Letztendlich geht es ja unter anderem darum Klausuren zu bestehen, was mir persönlich viel Angst gemacht hat. Ich kann mich noch gut daran erinnern, wie ich an den Mathe Analysis I Übungsblättern verzweifelt bin und mich gefragt habe, wie zur Hölle ich denn bitte diese Klausur bestehen soll, wenn ich schon bei den Übungsaufgaben eigentlich nie einen Plan habe.

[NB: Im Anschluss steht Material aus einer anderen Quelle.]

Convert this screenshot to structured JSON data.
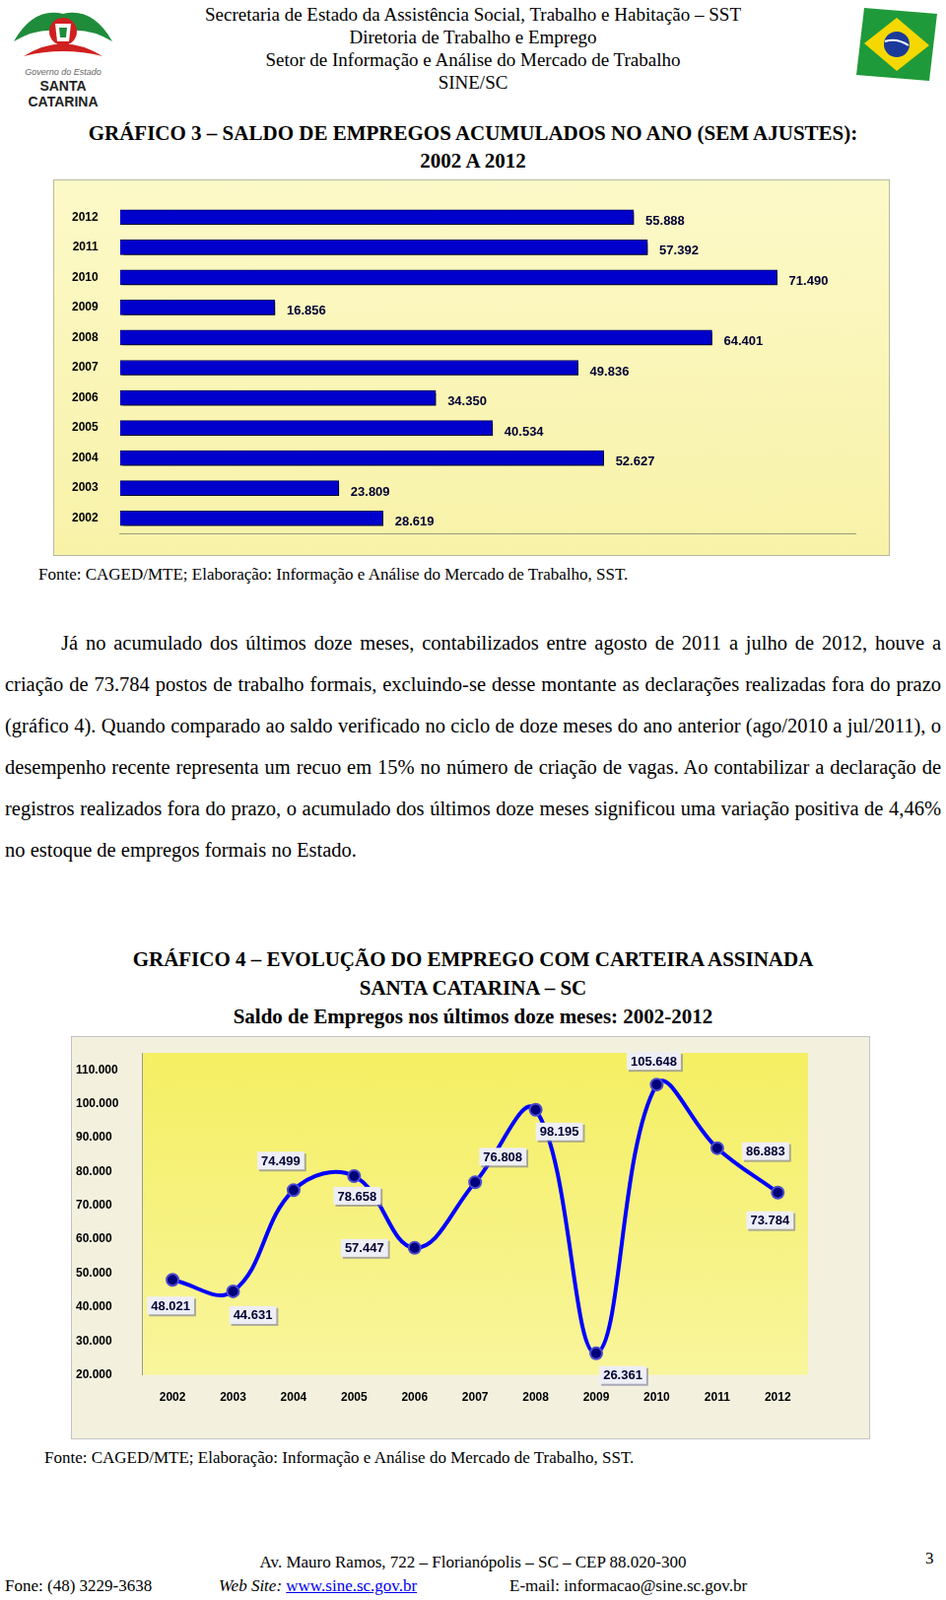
{
  "header": {
    "logo_texts": [
      "Governo do Estado",
      "SANTA CATARINA"
    ],
    "lines": [
      "Secretaria de Estado da Assistência Social, Trabalho e Habitação – SST",
      "Diretoria de Trabalho e Emprego",
      "Setor de Informação e Análise do Mercado de Trabalho",
      "SINE/SC"
    ]
  },
  "chart_data": [
    {
      "type": "bar",
      "orientation": "horizontal",
      "title": [
        "GRÁFICO 3 – SALDO DE EMPREGOS ACUMULADOS NO ANO (SEM AJUSTES):",
        "2002 A 2012"
      ],
      "categories": [
        "2012",
        "2011",
        "2010",
        "2009",
        "2008",
        "2007",
        "2006",
        "2005",
        "2004",
        "2003",
        "2002"
      ],
      "values": [
        55888,
        57392,
        71490,
        16856,
        64401,
        49836,
        34350,
        40534,
        52627,
        23809,
        28619
      ],
      "value_labels": [
        "55.888",
        "57.392",
        "71.490",
        "16.856",
        "64.401",
        "49.836",
        "34.350",
        "40.534",
        "52.627",
        "23.809",
        "28.619"
      ],
      "color": "#0000cc",
      "xlim": [
        0,
        80000
      ],
      "grid": false,
      "data_labels": true,
      "tick_labels": "y",
      "annotations": [
        "Fonte: CAGED/MTE; Elaboração: Informação e Análise do Mercado de Trabalho, SST."
      ]
    },
    {
      "type": "line",
      "title": [
        "GRÁFICO 4 – EVOLUÇÃO DO EMPREGO COM CARTEIRA ASSINADA",
        "SANTA CATARINA – SC"
      ],
      "subtitle": "Saldo de Empregos nos últimos doze meses: 2002-2012",
      "categories": [
        "2002",
        "2003",
        "2004",
        "2005",
        "2006",
        "2007",
        "2008",
        "2009",
        "2010",
        "2011",
        "2012"
      ],
      "values": [
        48021,
        44631,
        74499,
        78658,
        57447,
        76808,
        98195,
        26361,
        105648,
        86883,
        73784
      ],
      "value_labels": [
        "48.021",
        "44.631",
        "74.499",
        "78.658",
        "57.447",
        "76.808",
        "98.195",
        "26.361",
        "105.648",
        "86.883",
        "73.784"
      ],
      "color": "#0000ff",
      "marker": "circle",
      "ylim": [
        20000,
        115000
      ],
      "yticks": [
        {
          "value": 20000,
          "label": "20.000"
        },
        {
          "value": 30000,
          "label": "30.000"
        },
        {
          "value": 40000,
          "label": "40.000"
        },
        {
          "value": 50000,
          "label": "50.000"
        },
        {
          "value": 60000,
          "label": "60.000"
        },
        {
          "value": 70000,
          "label": "70.000"
        },
        {
          "value": 80000,
          "label": "80.000"
        },
        {
          "value": 90000,
          "label": "90.000"
        },
        {
          "value": 100000,
          "label": "100.000"
        },
        {
          "value": 110000,
          "label": "110.000"
        }
      ],
      "grid": false,
      "data_labels": true,
      "annotations": [
        "Fonte: CAGED/MTE; Elaboração: Informação e Análise do Mercado de Trabalho, SST."
      ]
    }
  ],
  "paragraph": "Já no acumulado dos últimos doze meses, contabilizados entre agosto de 2011 a julho de 2012, houve a criação de 73.784 postos de trabalho formais, excluindo-se desse montante as declarações realizadas fora do prazo (gráfico 4). Quando comparado ao saldo verificado no ciclo de doze meses do ano anterior (ago/2010 a jul/2011), o desempenho recente representa um recuo em 15% no número de criação de vagas. Ao contabilizar a declaração de registros realizados fora do prazo, o acumulado dos últimos doze meses significou uma variação positiva de 4,46% no estoque de empregos formais no Estado.",
  "footer": {
    "address": "Av. Mauro Ramos, 722 – Florianópolis – SC – CEP 88.020-300",
    "page": "3",
    "phone": "Fone: (48) 3229-3638",
    "website": {
      "label": "Web Site:",
      "value": "www.sine.sc.gov.br"
    },
    "email": {
      "label": "E-mail:",
      "value": "informacao@sine.sc.gov.br"
    }
  }
}
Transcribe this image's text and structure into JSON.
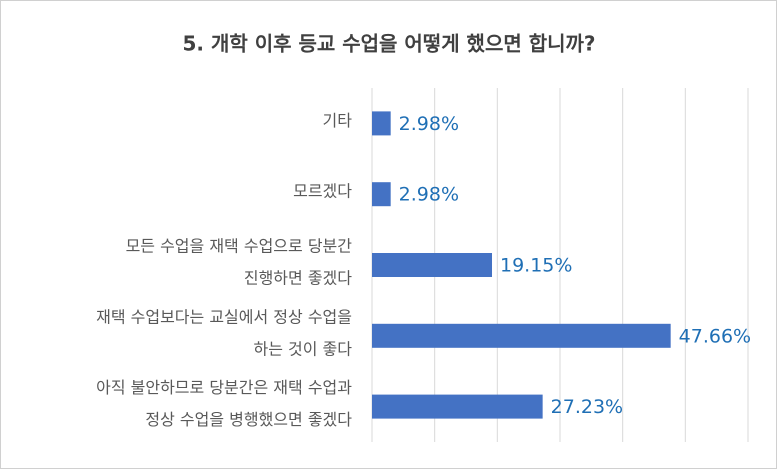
{
  "chart_data": {
    "type": "bar",
    "orientation": "horizontal",
    "title": "5. 개학 이후 등교 수업을 어떻게 했으면 합니까?",
    "categories": [
      [
        "기타"
      ],
      [
        "모르겠다"
      ],
      [
        "모든 수업을 재택 수업으로 당분간",
        "진행하면 좋겠다"
      ],
      [
        "재택 수업보다는 교실에서 정상 수업을",
        "하는 것이 좋다"
      ],
      [
        "아직 불안하므로 당분간은 재택 수업과",
        "정상 수업을 병행했으면 좋겠다"
      ]
    ],
    "values": [
      2.98,
      2.98,
      19.15,
      47.66,
      27.23
    ],
    "value_labels": [
      "2.98%",
      "2.98%",
      "19.15%",
      "47.66%",
      "27.23%"
    ],
    "color": "#4472c4",
    "xlim": [
      0,
      60
    ],
    "xticks": [
      0,
      10,
      20,
      30,
      40,
      50,
      60
    ],
    "grid": true
  }
}
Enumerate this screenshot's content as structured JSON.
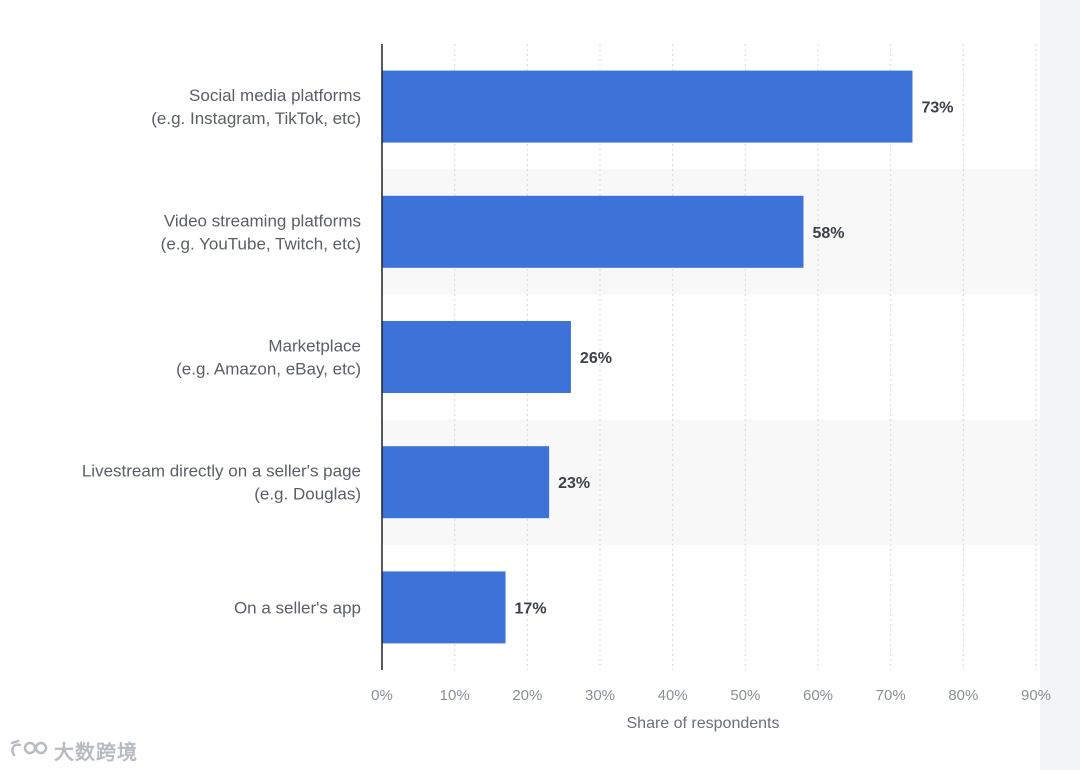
{
  "chart_data": {
    "type": "bar",
    "orientation": "horizontal",
    "categories": [
      [
        "Social media platforms",
        "(e.g. Instagram, TikTok, etc)"
      ],
      [
        "Video streaming platforms",
        "(e.g. YouTube, Twitch, etc)"
      ],
      [
        "Marketplace",
        "(e.g. Amazon, eBay, etc)"
      ],
      [
        "Livestream directly on a seller's page",
        "(e.g. Douglas)"
      ],
      [
        "On a seller's app"
      ]
    ],
    "values": [
      73,
      58,
      26,
      23,
      17
    ],
    "value_labels": [
      "73%",
      "58%",
      "26%",
      "23%",
      "17%"
    ],
    "xlim": [
      0,
      90
    ],
    "x_ticks": [
      0,
      10,
      20,
      30,
      40,
      50,
      60,
      70,
      80,
      90
    ],
    "x_tick_labels": [
      "0%",
      "10%",
      "20%",
      "30%",
      "40%",
      "50%",
      "60%",
      "70%",
      "80%",
      "90%"
    ],
    "xlabel": "Share of respondents",
    "grid": "vertical-dotted",
    "bar_color": "#3d72d8"
  },
  "watermark": {
    "logo_text": "100",
    "text": "大数跨境"
  }
}
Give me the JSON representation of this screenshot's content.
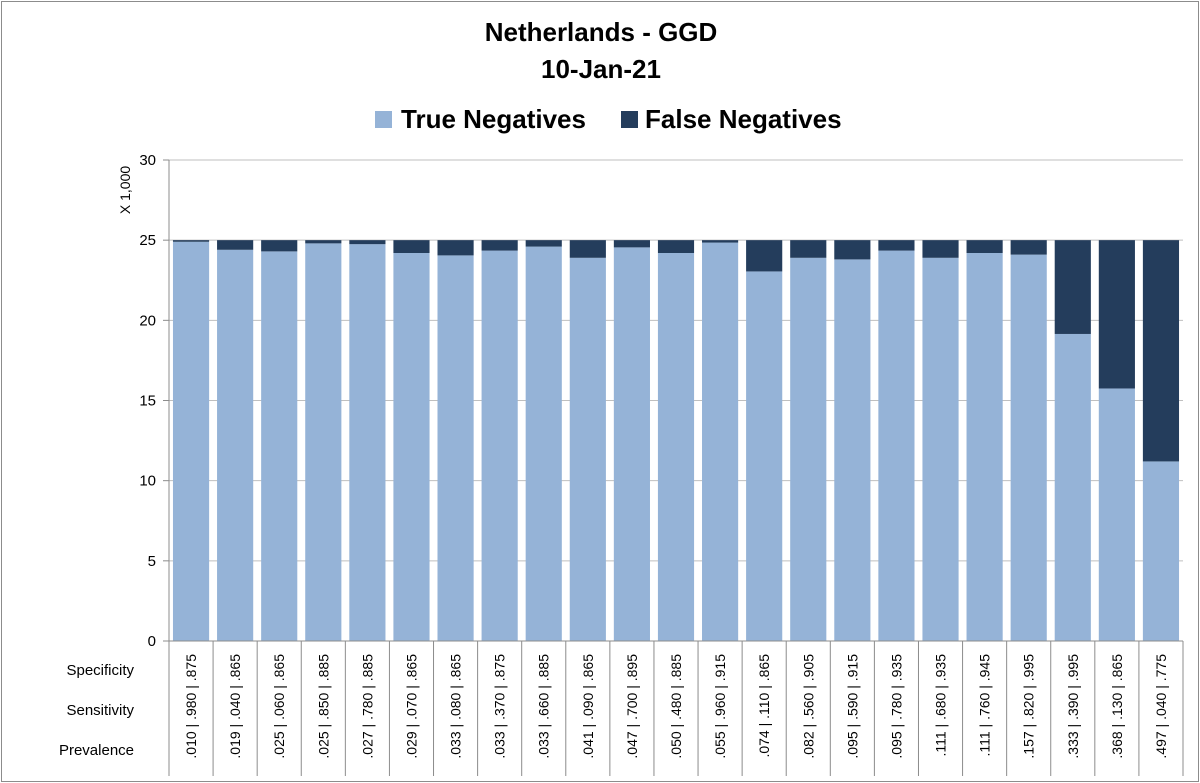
{
  "chart_data": {
    "type": "bar",
    "stacked": true,
    "title": "Netherlands - GGD",
    "subtitle": "10-Jan-21",
    "ylabel": "X 1,000",
    "ylim": [
      0,
      30
    ],
    "yticks": [
      0,
      5,
      10,
      15,
      20,
      25,
      30
    ],
    "grid": true,
    "legend_position": "top",
    "row_labels": [
      "Specificity",
      "Sensitivity",
      "Prevalence"
    ],
    "categories": [
      ".010 | .980 | .875",
      ".019 | .040 | .865",
      ".025 | .060 | .865",
      ".025 | .850 | .885",
      ".027 | .780 | .885",
      ".029 | .070 | .865",
      ".033 | .080 | .865",
      ".033 | .370 | .875",
      ".033 | .660 | .885",
      ".041 | .090 | .865",
      ".047 | .700 | .895",
      ".050 | .480 | .885",
      ".055 | .960 | .915",
      ".074 | .110 | .865",
      ".082 | .560 | .905",
      ".095 | .590 | .915",
      ".095 | .780 | .935",
      ".111 | .680 | .935",
      ".111 | .760 | .945",
      ".157 | .820 | .995",
      ".333 | .390 | .995",
      ".368 | .130 | .865",
      ".497 | .040 | .775"
    ],
    "series": [
      {
        "name": "True Negatives",
        "color": "#95b3d7",
        "values": [
          24.9,
          24.4,
          24.3,
          24.8,
          24.75,
          24.2,
          24.05,
          24.35,
          24.6,
          23.9,
          24.55,
          24.2,
          24.85,
          23.05,
          23.9,
          23.8,
          24.35,
          23.9,
          24.2,
          24.1,
          19.15,
          15.75,
          11.2
        ]
      },
      {
        "name": "False Negatives",
        "color": "#243d5c",
        "values": [
          0.1,
          0.6,
          0.7,
          0.2,
          0.25,
          0.8,
          0.95,
          0.65,
          0.4,
          1.1,
          0.45,
          0.8,
          0.15,
          1.95,
          1.1,
          1.2,
          0.65,
          1.1,
          0.8,
          0.9,
          5.85,
          9.25,
          13.8
        ]
      }
    ]
  }
}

Hier hätte ich Mal früher in die Altklausuren schauen sollen. Oft zu sehen war das Phänomen, dass die Klausuraufgaben ein gutes Stück einfacher als viele Aufgaben auf dem Übungsblatt sind. Man muss erst ein Auge für “typische Klausuraufgaben” entwickeln, dann erkennt man aber, dass gar nicht soo viele Übungsaufgaben wirklich Klausurrelevant sind, sondern oft sehr tief in eine spezielle Thematik eintauchen.

Nicht jede Note zählt!

Etwas, was ich erst Mitte des zweiten Semesters so richtig kapiert habe ist, dass nicht unbedingt jede einzelne Note zählt. Im Bayreuther Physik-Bachelor wird es beispielsweise so gehandhabt, dass es oft Module gibt, die sich über zwei Semester erstrecken. Beispiel EPA (Experimentalphysik A): Das heißt im ersten Semester EPA 1 und im Zweiten EPA 2. In so einem Fall wird die bessere Klausurnote für beide Halbjahre angerechnet. Hat man also in EPA 1 eine 1,0, so muss man in EPA 2 nur bestehen (also mind. eine 4,0 haben) und man bekommt die 1,0 für beide Semester angerechnet. Eine kleine Information, die einen großen Unterschied machen kann, wie man die wertvolle Ressource “Zeit” einsetzt.

Bestimmt gibt es auch an anderen Unis und anderen Studiengängen solche kleinen “Tricks”, die einem das Leben erleichtern. Hier lohnt es sich also sehr mit Höhersemestrigen in Kontakt zu treten und nachzufragen.

Alles ist nicht Vorhersehbar

Zu guter Letzt möchte ich sagen, dass im Studienstart natürlich nie alles vorhersehbar sein wird und es auch einfach ein Teil von der Erfahrung eines Erstie ist, dass man ein wenig überfordert ist und sich teilweise nicht sonderlich wohl fühlt. Vielleicht konnte ich einen Teil der unnötigen Sorgen verhindern, aber am Ende wird man eigentlich immer als Erstie dazu gezwungen sich aus der angenehmen Komfortzone herauszubewegen. Das ist aber genau das Gute, weil man ja in genau solchen Momenten als Person wächst. Es gilt also wahrscheinlich diese Erfahrungen anzunehmen und sich irgendwie durchzuboxen. Ich kann zumindest sagen: “Es lohnt sich!”